I searched through the pile of stuff in the Intel driver package and found an entry very similar in e1r65x64.inf in the [Intel.NTamd64.10.0.1] section.

%E1539NC.DeviceDesc% = E1539.10.0.1, PCI\VEN_8086&DEV_1539

Looking at what the guy with the NUC did, I added a line below it to match what mine showed up as:

%E1539NC.DeviceDesc% = E1539.10.0.1, PCI\VEN_8086&DEV_1539&SUBSYS_85F01043

I then copied both lines down to the next section as suggested. So at the bottom of the list for [Intel.NTamd64.10.0] I added these:

%E1539NC.DeviceDesc% = E1539.10.0.1, PCI\VEN_8086&DEV_1539
%E1539NC.DeviceDesc% = E1539.10.0.1, PCI\VEN_8086&DEV_1539&SUBSYS_85F01043

Here’s what it looks like. Note that I kept the 10.0.1 bit in the middle. On my first attempt I thought I was clever and removed it to match the rest of the lines in this section. It didn’t work.
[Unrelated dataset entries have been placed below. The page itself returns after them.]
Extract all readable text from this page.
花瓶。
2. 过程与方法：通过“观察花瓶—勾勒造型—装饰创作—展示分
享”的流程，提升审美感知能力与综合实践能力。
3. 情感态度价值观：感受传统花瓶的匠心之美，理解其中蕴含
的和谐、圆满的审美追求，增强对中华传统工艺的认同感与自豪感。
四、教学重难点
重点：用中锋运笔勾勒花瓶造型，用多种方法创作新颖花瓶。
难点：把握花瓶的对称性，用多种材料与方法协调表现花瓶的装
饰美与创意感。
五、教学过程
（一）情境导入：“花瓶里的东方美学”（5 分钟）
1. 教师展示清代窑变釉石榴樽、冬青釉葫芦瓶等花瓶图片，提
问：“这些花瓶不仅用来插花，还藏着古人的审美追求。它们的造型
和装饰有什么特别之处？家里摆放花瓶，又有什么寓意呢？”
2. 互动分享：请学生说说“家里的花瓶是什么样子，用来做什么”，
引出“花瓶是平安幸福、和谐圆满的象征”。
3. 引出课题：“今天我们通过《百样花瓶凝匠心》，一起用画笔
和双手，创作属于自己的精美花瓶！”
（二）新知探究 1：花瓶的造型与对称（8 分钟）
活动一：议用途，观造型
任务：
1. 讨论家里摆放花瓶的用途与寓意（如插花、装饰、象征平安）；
Then I followed the rest of the instructions as follows:

I copied the whole NSID65 folder, with my modified inf file, to the server and ran the following commands:

bcdedit /set LOADOPTIONS DISABLE_INTEGRITY_CHECKS
bcdedit /set TESTSIGNING ON
bcdedit /set nointegritychecks ON

Then I rebooted the server.

shutdown /r /t 0

When it came back up, I installed the driver using this command:

pnputil –i –a C:\NDIS65\e1r65x64.inf

You’ll get a warning about it being potentially tampered with. Well… yeah. I just tampered with it.

Choose to install it anyway.

Hopefully it will be successful this time. It was for me.
Now run these commands to turn the driver enforcement back on.

bcdedit /set LOADOPTIONS ENABLE_INTEGRITY_CHECKS
bcdedit /set TESTSIGNING OFF
bcdedit /set nointegritychecks OFF

Now reboot again, and it should be good to go!

Drop a comment if this helped you. I hope at least someone is saved a lot of frustration with this.